The cost-benefit analysis also did not take into account the special training necessary to use a Halon extinguisher effectively. This means either overstated benefits or understated costs, depending on whether the airlines voluntarily improve existing training programs. Most airline employees receive cursory instruction in fire fighting. Only two airlines provide actual "hands on" training with fire extinguishers. "Hands on" training is particularly important with Halon extinguishers, which discharge in a liquid stream that must be carefully applied because it lasts less than ten seconds. Those not properly trained in the use of these sophisticated extinguishers may actually be less effective than with other extinguishers. Even with less-sophisticated extinguishers, untrained operators are generally able to extinguish only about half as big a fire as those with training. The carbon dioxide extinguishers aboard the Air Canada jet were discharged without effect in the early stage of that disaster. As an engineer with Factory Mutual Research Corporation put it, "It wouldn't have made any difference if you had given them another thirty extinguishers." The cost-benefit analysis never considered this issue. In fact, the provision for Halon extinguishers was given only superficial treatment. The staff considered these extinguishers "clearly cost-beneficial" because they are lighter than older extinguishers, so "fuel savings alone are expected to pay for this proposal." In short, they were assumed to be more effective. The projected $2.9 million in "pure safety benefit" might be more than outweighed, however, by the cost of training flight attendants adequately to ensure effective use.

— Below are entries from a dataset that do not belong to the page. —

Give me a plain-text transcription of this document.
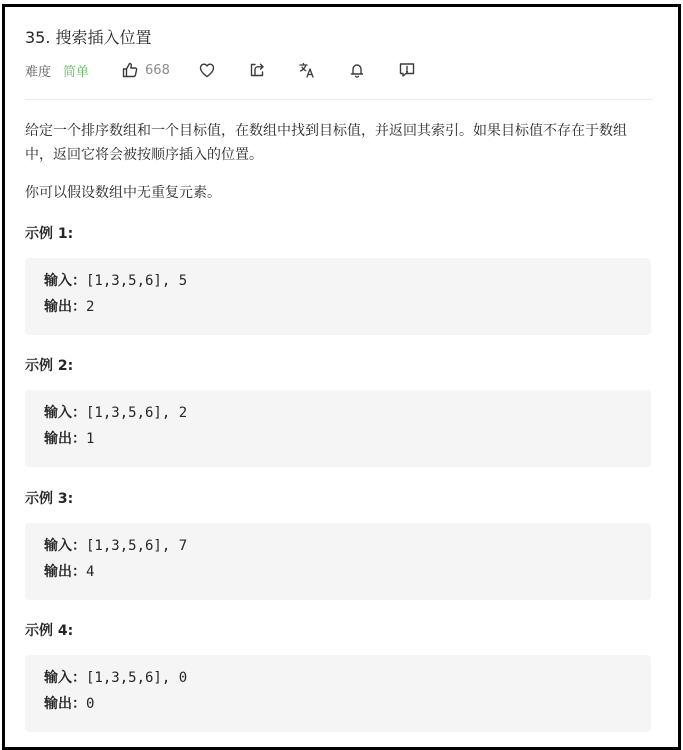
35. 搜索插入位置
难度 简单	668

给定一个排序数组和一个目标值，在数组中找到目标值，并返回其索引。如果目标值不存在于数组中，返回它将会被按顺序插入的位置。

你可以假设数组中无重复元素。

示例 1:
输入：[1,3,5,6], 5
输出：2
示例 2:
输入：[1,3,5,6], 2
输出：1
示例 3:
输入：[1,3,5,6], 7
输出：4
示例 4:
输入：[1,3,5,6], 0
输出：0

Finally, even if the FAA were predisposed to write its own standard, the rulemaking staff should have been aware that the private standard NFPA 408 existed. At least one FAA employee has been on the NFPA's Aircraft Rescue and Firefighting Committee, charged with standards for aviation fire extinguishers, since NFPA 408 was first adopted in 1956. Two FAA representatives were on the committee when the standard
was revised in 1980 and later when the FAA decided to draft and adopt its own standard. One reason the rulemaking staff was unaware of NFPA 408 is organizational. Neither of the FAA employees were from the Airworthiness Division—the division that wrote the FAA's standard for fire extinguishers—and neither took a particular interest in NFPA 408. They were more interested in other aircraft rescue and firefighting standards. Beyond these peculiar circumstances, however, the fact that the rulemaking staff did not think to check for the existence of an NFPA standard is evidence of the low profile that currently characterizes these standards.

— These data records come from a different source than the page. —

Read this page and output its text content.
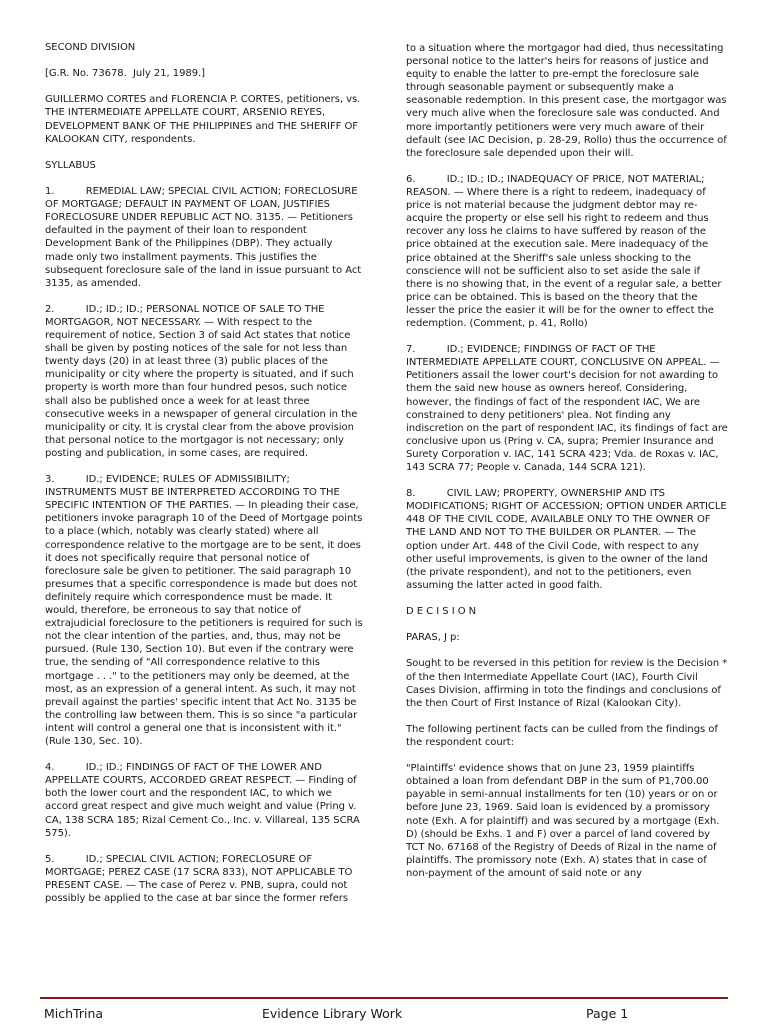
SECOND DIVISION

[G.R. No. 73678.  July 21, 1989.]

GUILLERMO CORTES and FLORENCIA P. CORTES, petitioners, vs. THE INTERMEDIATE APPELLATE COURT, ARSENIO REYES, DEVELOPMENT BANK OF THE PHILIPPINES and THE SHERIFF OF KALOOKAN CITY, respondents.

SYLLABUS

1.          REMEDIAL LAW; SPECIAL CIVIL ACTION; FORECLOSURE OF MORTGAGE; DEFAULT IN PAYMENT OF LOAN, JUSTIFIES FORECLOSURE UNDER REPUBLIC ACT NO. 3135. — Petitioners defaulted in the payment of their loan to respondent Development Bank of the Philippines (DBP). They actually made only two installment payments. This justifies the subsequent foreclosure sale of the land in issue pursuant to Act 3135, as amended.

2.          ID.; ID.; ID.; PERSONAL NOTICE OF SALE TO THE MORTGAGOR, NOT NECESSARY. — With respect to the requirement of notice, Section 3 of said Act states that notice shall be given by posting notices of the sale for not less than twenty days (20) in at least three (3) public places of the municipality or city where the property is situated, and if such property is worth more than four hundred pesos, such notice shall also be published once a week for at least three consecutive weeks in a newspaper of general circulation in the municipality or city. It is crystal clear from the above provision that personal notice to the mortgagor is not necessary; only posting and publication, in some cases, are required.

3.          ID.; EVIDENCE; RULES OF ADMISSIBILITY; INSTRUMENTS MUST BE INTERPRETED ACCORDING TO THE SPECIFIC INTENTION OF THE PARTIES. — In pleading their case, petitioners invoke paragraph 10 of the Deed of Mortgage points to a place (which, notably was clearly stated) where all correspondence relative to the mortgage are to be sent, it does it does not specifically require that personal notice of foreclosure sale be given to petitioner. The said paragraph 10 presumes that a specific correspondence is made but does not definitely require which correspondence must be made. It would, therefore, be erroneous to say that notice of extrajudicial foreclosure to the petitioners is required for such is not the clear intention of the parties, and, thus, may not be pursued. (Rule 130, Section 10). But even if the contrary were true, the sending of "All correspondence relative to this mortgage . . ." to the petitioners may only be deemed, at the most, as an expression of a general intent. As such, it may not prevail against the parties' specific intent that Act No. 3135 be the controlling law between them. This is so since "a particular intent will control a general one that is inconsistent with it." (Rule 130, Sec. 10).

4.          ID.; ID.; FINDINGS OF FACT OF THE LOWER AND APPELLATE COURTS, ACCORDED GREAT RESPECT. — Finding of both the lower court and the respondent IAC, to which we accord great respect and give much weight and value (Pring v. CA, 138 SCRA 185; Rizal Cement Co., Inc. v. Villareal, 135 SCRA 575).

5.          ID.; SPECIAL CIVIL ACTION; FORECLOSURE OF MORTGAGE; PEREZ CASE (17 SCRA 833), NOT APPLICABLE TO PRESENT CASE. — The case of Perez v. PNB, supra, could not possibly be applied to the case at bar since the former refers

to a situation where the mortgagor had died, thus necessitating personal notice to the latter's heirs for reasons of justice and equity to enable the latter to pre-empt the foreclosure sale through seasonable payment or subsequently make a seasonable redemption. In this present case, the mortgagor was very much alive when the foreclosure sale was conducted. And more importantly petitioners were very much aware of their default (see IAC Decision, p. 28-29, Rollo) thus the occurrence of the foreclosure sale depended upon their will.

6.          ID.; ID.; ID.; INADEQUACY OF PRICE, NOT MATERIAL; REASON. — Where there is a right to redeem, inadequacy of price is not material because the judgment debtor may re-acquire the property or else sell his right to redeem and thus recover any loss he claims to have suffered by reason of the price obtained at the execution sale. Mere inadequacy of the price obtained at the Sheriff's sale unless shocking to the conscience will not be sufficient also to set aside the sale if there is no showing that, in the event of a regular sale, a better price can be obtained. This is based on the theory that the lesser the price the easier it will be for the owner to effect the redemption. (Comment, p. 41, Rollo)

7.          ID.; EVIDENCE; FINDINGS OF FACT OF THE INTERMEDIATE APPELLATE COURT, CONCLUSIVE ON APPEAL. — Petitioners assail the lower court's decision for not awarding to them the said new house as owners hereof. Considering, however, the findings of fact of the respondent IAC, We are constrained to deny petitioners' plea. Not finding any indiscretion on the part of respondent IAC, its findings of fact are conclusive upon us (Pring v. CA, supra; Premier Insurance and Surety Corporation v. IAC, 141 SCRA 423; Vda. de Roxas v. IAC, 143 SCRA 77; People v. Canada, 144 SCRA 121).

8.          CIVIL LAW; PROPERTY, OWNERSHIP AND ITS MODIFICATIONS; RIGHT OF ACCESSION; OPTION UNDER ARTICLE 448 OF THE CIVIL CODE, AVAILABLE ONLY TO THE OWNER OF THE LAND AND NOT TO THE BUILDER OR PLANTER. — The option under Art. 448 of the Civil Code, with respect to any other useful improvements, is given to the owner of the land (the private respondent), and not to the petitioners, even assuming the latter acted in good faith.

D E C I S I O N

PARAS, J p:

Sought to be reversed in this petition for review is the Decision * of the then Intermediate Appellate Court (IAC), Fourth Civil Cases Division, affirming in toto the findings and conclusions of the then Court of First Instance of Rizal (Kalookan City).

The following pertinent facts can be culled from the findings of the respondent court:

"Plaintiffs' evidence shows that on June 23, 1959 plaintiffs obtained a loan from defendant DBP in the sum of P1,700.00 payable in semi-annual installments for ten (10) years or on or before June 23, 1969. Said loan is evidenced by a promissory note (Exh. A for plaintiff) and was secured by a mortgage (Exh. D) (should be Exhs. 1 and F) over a parcel of land covered by TCT No. 67168 of the Registry of Deeds of Rizal in the name of plaintiffs. The promissory note (Exh. A) states that in case of non-payment of the amount of said note or any

MichTrina	Evidence Library Work	Page 1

None of these issues was raised by those commenting on the proposed rule or, surprisingly, by the Office of Management and Budget in its review of the cost-benefit analysis. Politics, it seems, loomed larger than economics. "This was a motherhood issue," explains an FAA rulemaking staff member. "Who is going to argue about fire extinguishers in airplanes?" Indeed, the FAA received hundreds of handwritten letters and postcards from individual citizens in favor of the proposed rule.